November 14, 2016

U.S. firms are holding $2.5 trillion in profits outside the country (“offshore”) and saving themselves from billions of dollars in taxes. And they refuse to bring the money home, also known as “repatriation,” because of our 35 percent corporate income tax rate. In other words, firms don’t want to pay a high tax rate at home, when these profits have already been taxed abroad by the countries in which they were generated.

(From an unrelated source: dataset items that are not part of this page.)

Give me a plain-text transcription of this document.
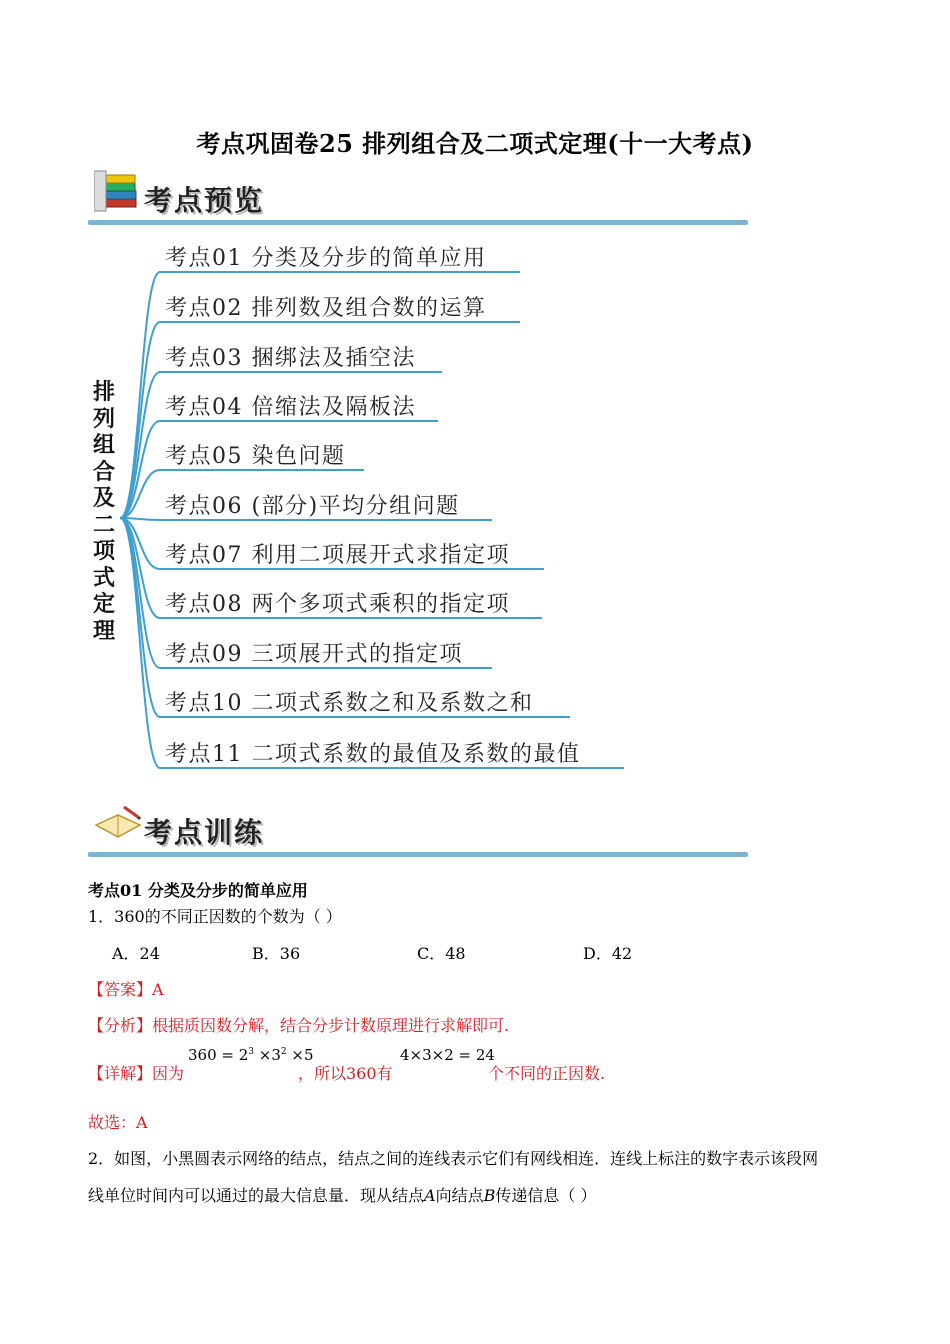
考点巩固卷25 排列组合及二项式定理(十一大考点)
考点预览
排
列
组
合
及
二
项
式
定
理
考点01 分类及分步的简单应用
考点02 排列数及组合数的运算
考点03 捆绑法及插空法
考点04 倍缩法及隔板法
考点05 染色问题
考点06 (部分)平均分组问题
考点07 利用二项展开式求指定项
考点08 两个多项式乘积的指定项
考点09 三项展开式的指定项
考点10 二项式系数之和及系数之和
考点11 二项式系数的最值及系数的最值
考点训练
考点01 分类及分步的简单应用
1．360的不同正因数的个数为（ ）
A．24	B．36	C．48	D．42
【答案】A
【分析】根据质因数分解，结合分步计数原理进行求解即可.
【详解】因为
$360 = 2^3 \times 3^2 \times 5$
，所以360有
4×3×2 = 24
个不同的正因数.
故选：A
2．如图，小黑圆表示网络的结点，结点之间的连线表示它们有网线相连．连线上标注的数字表示该段网
线单位时间内可以通过的最大信息量．现从结点A向结点B传递信息（ ）
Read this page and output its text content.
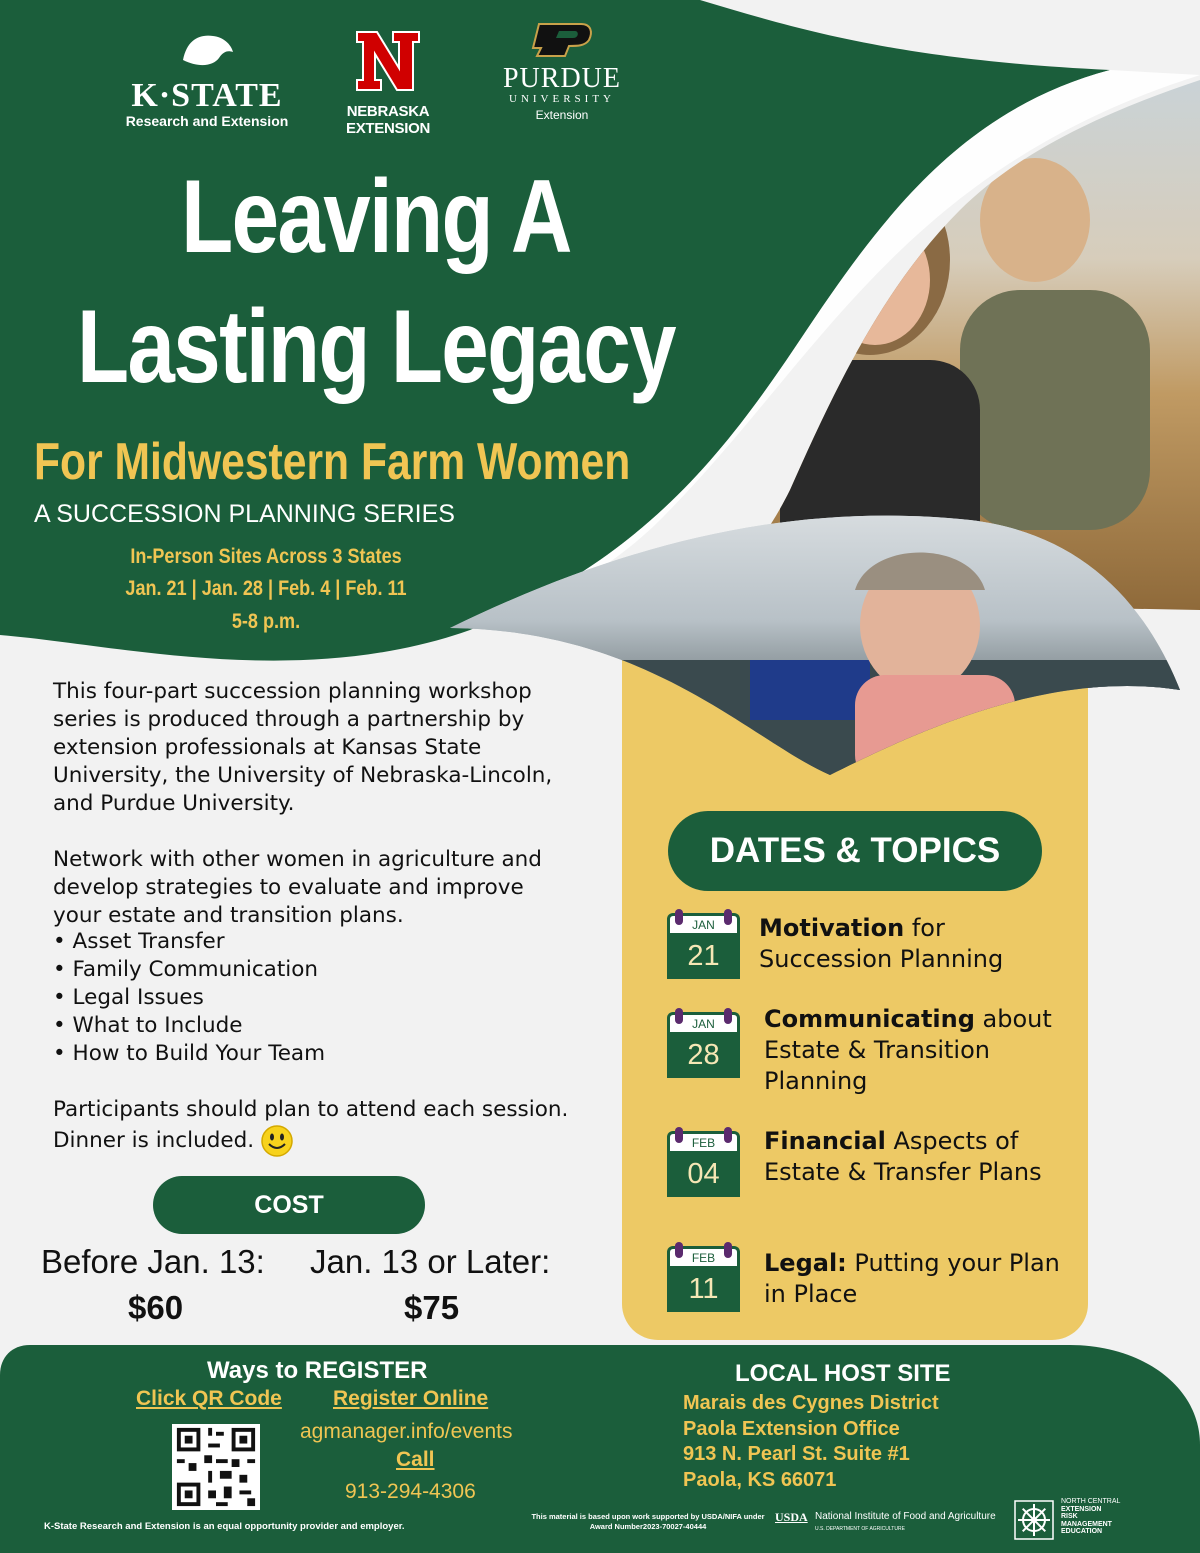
K·STATE
Research and Extension
NEBRASKA EXTENSION
PURDUE
UNIVERSITY
Extension
Leaving A
Lasting Legacy
For Midwestern Farm Women
A SUCCESSION PLANNING SERIES
In-Person Sites Across 3 States
Jan. 21 | Jan. 28 | Feb. 4 | Feb. 11
5-8 p.m.

This four-part succession planning workshop series is produced through a partnership by extension professionals at Kansas State University, the University of Nebraska-Lincoln, and Purdue University.

Network with other women in agriculture and develop strategies to evaluate and improve your estate and transition plans.

• Asset Transfer
• Family Communication
• Legal Issues
• What to Include
• How to Build Your Team

Participants should plan to attend each session. Dinner is included.

COST
Before Jan. 13: Jan. 13 or Later:
$60	$75
DATES & TOPICS
JAN
21
Motivation for Succession Planning
JAN
28
Communicating about Estate & Transition Planning
FEB
04
Financial Aspects of Estate & Transfer Plans
FEB
11
Legal: Putting your Plan in Place
Ways to REGISTER
Click QR Code Register Online
agmanager.info/events
Call
913-294-4306
LOCAL HOST SITE
Marais des Cygnes District
Paola Extension Office
913 N. Pearl St. Suite #1
Paola, KS 66071
K-State Research and Extension is an equal opportunity provider and employer.
This material is based upon work supported by USDA/NIFA under Award Number2023-70027-40444
USDA National Institute of Food and Agriculture
U.S. DEPARTMENT OF AGRICULTURE
NORTH CENTRAL
EXTENSION
RISK
MANAGEMENT
EDUCATION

Unsurprisingly, lawmakers are having a difficult time convincing firms to repatriate their overseas profits. Also unsurprising is that our two main presidential candidates have differing ideas on the topic. Donald Trump wants to charge firms a one-time fee of 10 percent on money they repatriate, while also slashing the corporate income tax to 15 percent. This is expected to raise $150 billion in taxes as companies repatriate more than $1.5 trillion over a decade.

On the other side, Hillary Clinton intends to leave the corporate tax rate where it is and apply no discount on repatriated profits.

Another idea altogether, and one that I find quite intriguing, is the S&P Global Corporation’s report on “Rebuilding through Repatriation.” In essence, firms would be allowed to bring overseas profits home tax-free. In exchange, they would have to commit 15 percent of the money to infrastructure project funding via buying bonds from local governments. Per the plan’s projections, if only half the profits were repatriated, it would generate $150 billion in bond purchases and 300,000+ jobs in the short-term. The projects would be whatever states need – roads, bridges, airports, and so on.

I like the idea because there is a lot of money offshore and we’re also in a lot of debt, which makes infrastructure funding difficult. Could rebuilding our infrastructure be a win-win path towards repatriation?